When we arrived home, she immediately began practicing piano. I had a run to make to the store, so I went to the piano room to let her know. The look on her face, even now, breaks my heart. I asked again if something was bothering her. She said no, and went back to practicing.
But as I made to leave the room, she sighed, and said, “Well, I guess I am mad at someone.” Immediately I thought it was me. Why am I so worried about that?
She made sure I knew it wasn’t me, though. She began telling me that a friend of hers had made fun of her lisp, and laughed at her. Yes, Ally has a slight lisp.
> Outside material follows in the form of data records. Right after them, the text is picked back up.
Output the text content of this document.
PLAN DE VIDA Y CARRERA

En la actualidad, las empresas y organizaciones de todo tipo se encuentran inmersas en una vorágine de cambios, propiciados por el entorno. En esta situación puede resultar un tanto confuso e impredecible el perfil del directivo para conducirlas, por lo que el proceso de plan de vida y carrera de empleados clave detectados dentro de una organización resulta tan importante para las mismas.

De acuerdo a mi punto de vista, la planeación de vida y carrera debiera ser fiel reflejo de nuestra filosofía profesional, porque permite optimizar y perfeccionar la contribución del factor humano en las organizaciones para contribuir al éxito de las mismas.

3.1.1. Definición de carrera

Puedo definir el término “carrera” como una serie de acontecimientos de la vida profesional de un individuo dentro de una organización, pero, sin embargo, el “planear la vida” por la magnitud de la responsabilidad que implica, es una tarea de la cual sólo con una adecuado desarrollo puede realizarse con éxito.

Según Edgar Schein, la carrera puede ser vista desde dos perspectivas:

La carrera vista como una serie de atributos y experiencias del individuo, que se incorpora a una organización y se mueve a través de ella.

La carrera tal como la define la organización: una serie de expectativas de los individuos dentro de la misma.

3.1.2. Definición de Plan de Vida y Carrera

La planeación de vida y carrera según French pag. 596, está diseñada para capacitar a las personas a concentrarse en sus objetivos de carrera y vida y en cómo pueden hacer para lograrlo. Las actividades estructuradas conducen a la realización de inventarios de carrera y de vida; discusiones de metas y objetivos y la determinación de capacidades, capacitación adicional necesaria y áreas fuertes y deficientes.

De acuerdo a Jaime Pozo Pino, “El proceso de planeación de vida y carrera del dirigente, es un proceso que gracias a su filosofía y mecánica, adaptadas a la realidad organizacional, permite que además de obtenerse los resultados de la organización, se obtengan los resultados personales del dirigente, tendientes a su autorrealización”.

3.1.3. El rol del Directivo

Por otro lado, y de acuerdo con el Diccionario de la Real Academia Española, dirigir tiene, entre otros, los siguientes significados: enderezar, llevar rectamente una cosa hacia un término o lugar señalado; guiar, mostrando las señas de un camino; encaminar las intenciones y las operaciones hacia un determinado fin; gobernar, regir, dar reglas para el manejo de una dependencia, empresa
She has a little trouble making the sound, “s”. My brave little girl wouldn’t allow herself to cry in front of her daddy, though. But I did get to give her a long hug.
She told me that her friend had already apologized, but Ally feels like she didn’t mean it. I understand that feeling really, really well.
We talked about this for a while, and although I know she is still thinking about it, she knows her daddy loves her, and loves her lisp. That’s right. I think it’s the cutest thing I have ever heard. When she sings with it, it softens every song she sings, in a way that no one else can. Some people might have a better voice, although she is young, so we just don’t know. But with that lisp, she rends hearts when she sings. At least, she does mine. The first time I heard her sing “Silent Night”, I almost cried, it was so tender, as if the song had been written for her voice alone. And when I hear her talk, the sound of her lisp is music to my ears. Daddies are like that.
Ally sang freely, and spoke freely, with joy.
Yet, because of this, Ally is going to be aware of her lisp in a way she never was before. She always knew she had it, but no one ever gave her crap about it. Now, someone did, and the sheer joy of just talking has, for a little while, if not longer, been stolen away. This all because of a thoughtless comment.
I never thought I could love someone so much as I love my daughter. To think of how she is feeling, to know what she is thinking about, well, it’s making me cry.
Ally jumps in puddles, as I said, and laughs. But the next time she says “nurse”, will she say it as freely as she used to? Or will she try to alter it, to make it sound “right”, so that no one will ever be able to tease her again?
Her freedom has been ripped away. I am sure the little girl who is her friend did not mean to do all of this. I am sure none of us, when we make fun of someone else, or pick at someone’s habits, mean to steal their freedom. But that is what I have seen happen today, and so often in the past, that any attempt to count it would be ridiculous.
Ally, I want you to know that I love you. I love that little lisp you have, and I don’t ever want you to change it. But if you do, I hope it’s because it just happened naturally. I want you to forget about what your friend said, and talk freely. Your voice melts ice. Break the ice around other people’s hearts, as you always do with me, and if there is a lisp, well, you know I’ll smile in love.
There is more to life than “fitting in”. You already have it. Don’t lose it. It’s called freedom, and whenever I see you jump in a puddle, I think of that joy I wish I had never lost.